- Born: Richard L. Adams Jr.
- Education: Purdue University
- Occupations: Internet pioneer, entrepreneur
- Known for: Founding UUNET; creating the first widely used SLIP implementation
- Spouse: Donnalyn Frey
- Children: 2

= Rick Adams (Internet pioneer) =

American internet pioneer

Richard L. "Rick" Adams, Jr. is an American Internet pioneer. He is known as the founder of UUNET, which, in the mid and late 1990s, was the world's largest Internet service provider (ISP). In 1997, his fortune was estimated at $500 million.

== Early life and education ==
He obtained a master's degree in computer science from Purdue University.

==Career==
Adams was responsible for the first widely available Serial Line IP (SLIP) implementation and founding UUNET, which is known for helping make the internet widely accessible. In 1982, he ran the first international UUCP e-mail link, known as "Seismo", at the Center for Seismic Studies in Northern Virginia), which evolved into the first (UUCP-based) UUNET. He maintained B News (at that time the most popular Usenet News transport).

In 1996, he donated one million dollars U.S. to the James Randi Educational Foundation (JREF) to be used as the basis for its One Million Dollar Paranormal Challenge. He is the JREF's treasurer.

Adams co-authored the O'Reilly book !%@:: A Directory of Electronic Mail Addressing & Networks with his wife Donnalyn Frey in 1994. He is a co-author of RFC 1036, the Standard for Interchange of USENET Messages.

=== Creation of SLIP ===
In the early 1980s, 3Com's UNET Unix system could exchange TCP/IP traffic over serial lines. In 1984, Adams implemented this system on Berkeley Unix 4.2 and dubbed it SLIP. The SLIP protocol was documented in RFC 1055.

The SLIP protocol was superseded in the early 1990s, by the Point-to-Point Protocol (PPP), which is still in use.

=== Founding UUNET ===
Adams founded a nonprofit telecommunications company, UUNET Communications Service, to reduce the cost of mail and Usenet traffic sent by UUCP, particularly for rural sites in America. (UUNET was founded with a $50,000 loan from the USENIX Association, which was subsequently repaid.) UUNET became an official gateway between UUCP mail and Internet email, as well as between North America and Europe. It hosted many related services, such as Internet FTP access for its UUCP clients and the comp.sources.unix archives.

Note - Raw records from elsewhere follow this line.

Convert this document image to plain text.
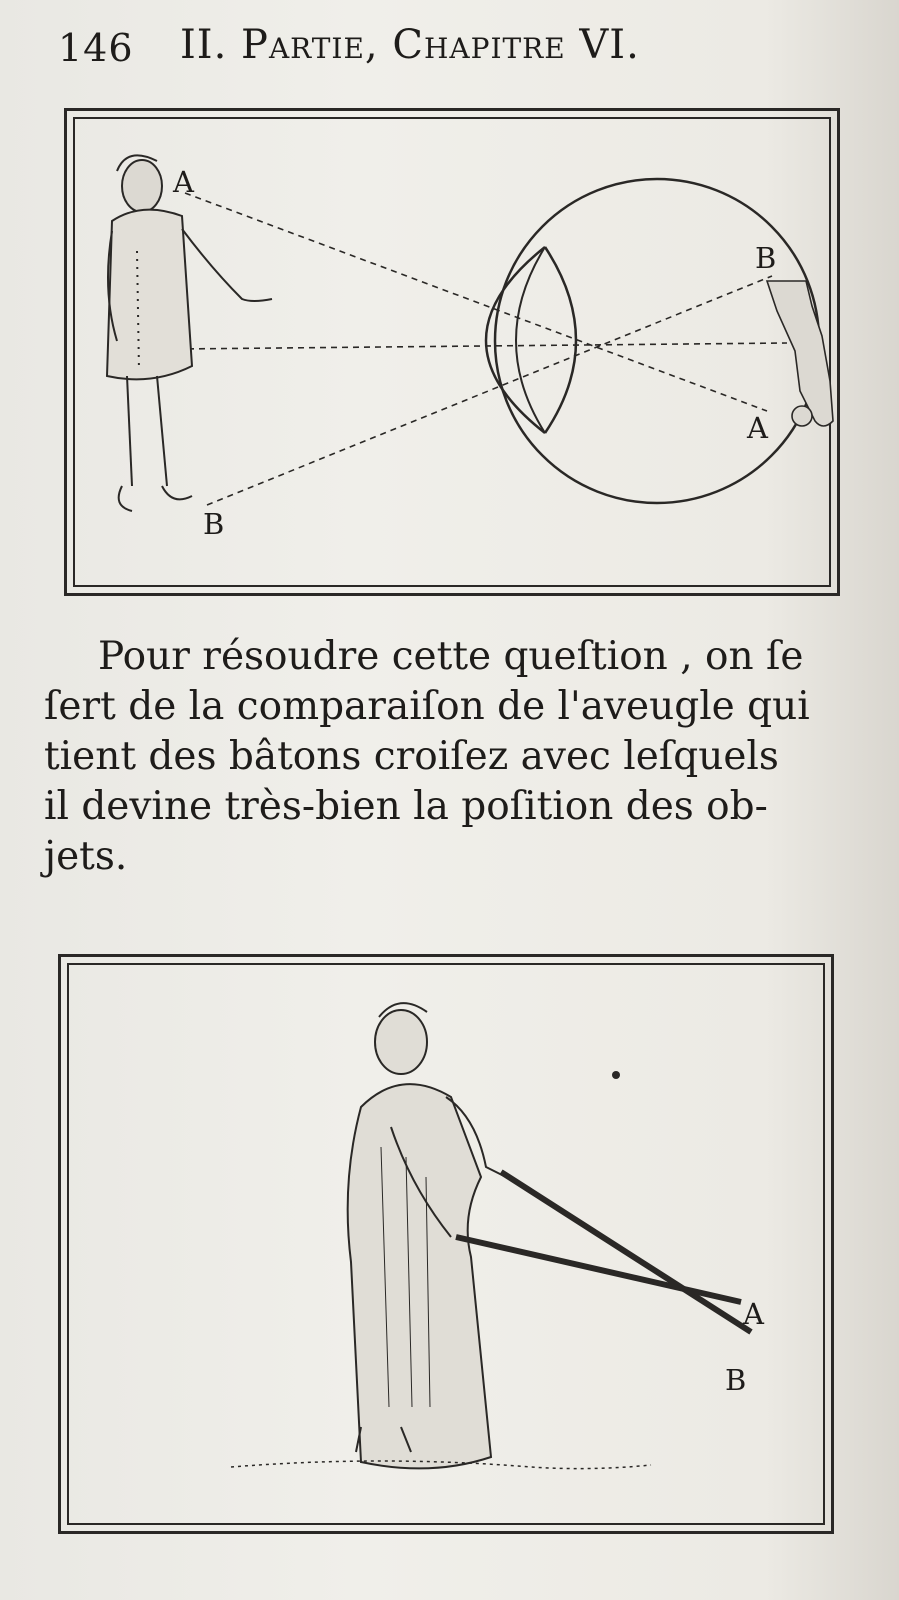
146 II. Partie, Chapitre VI.
A
B
B
A
Pour résoudre cette queſtion , on ſe
ſert de la comparaiſon de l'aveugle qui
tient des bâtons croiſez avec leſquels
il devine très-bien la poſition des ob-
jets.
A
B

Adams spun out a for-profit company, UUNET Technologies, which was the first ISP in the United States. The for-profit company bought the assets of the nonprofit, repaying it with a share of the profits over the years. The nonprofit has spent that money for many UNIX-related charitable causes over the years, such as supporting the Internet Software Consortium. The for-profit ISP became a multibillion-dollar company and made an initial public offering in 1995. It was acquired by MFS (Metropolitan Fiber Systems, a wide-area optical-networking company), in 1996, which was subsequently acquired by Worldcom, which rose to challenge the largest telecommunications companies in America.

Adams left UUNET after transitioning leadership of the company to John Sidgmore in 1994. After leaving UUNET, Adams pursued opportunities as a partner in other ventures, including Cello Recording Studios and the 2941 Restaurant in Falls Church, Virginia.

=== Cello Recording Studios ===
In 1999, Adams purchased the "Western Studio" portion of Ocean Way Recording Studios in Hollywood, California, from Alan Sides and renamed it Cello Studios. Notable artists have recorded at Cello Studios, including Weezer, Rage Against The Machine, Macy Gray, Blink-182, and Red Hot Chili Peppers. Cello Studios continued under Adams' ownership until January 2005, when the business abruptly closed and filed for bankruptcy. The vacant building, threatened with demolition, was sold and reopened as EastWest Studios in 2009.

==Personal life==
As of July 2012, he resided in Northern Virginia with his wife Donnalyn and their two sons.

==Bibliography==
- Donnalyn Frey and Rick Adams, %@:: a directory of electronic mail addressing & networks (Sebastopol, CA : O'Reilly & Associates, 1994) ISBN 1565920465
- Another book by Rick Adams in 1993.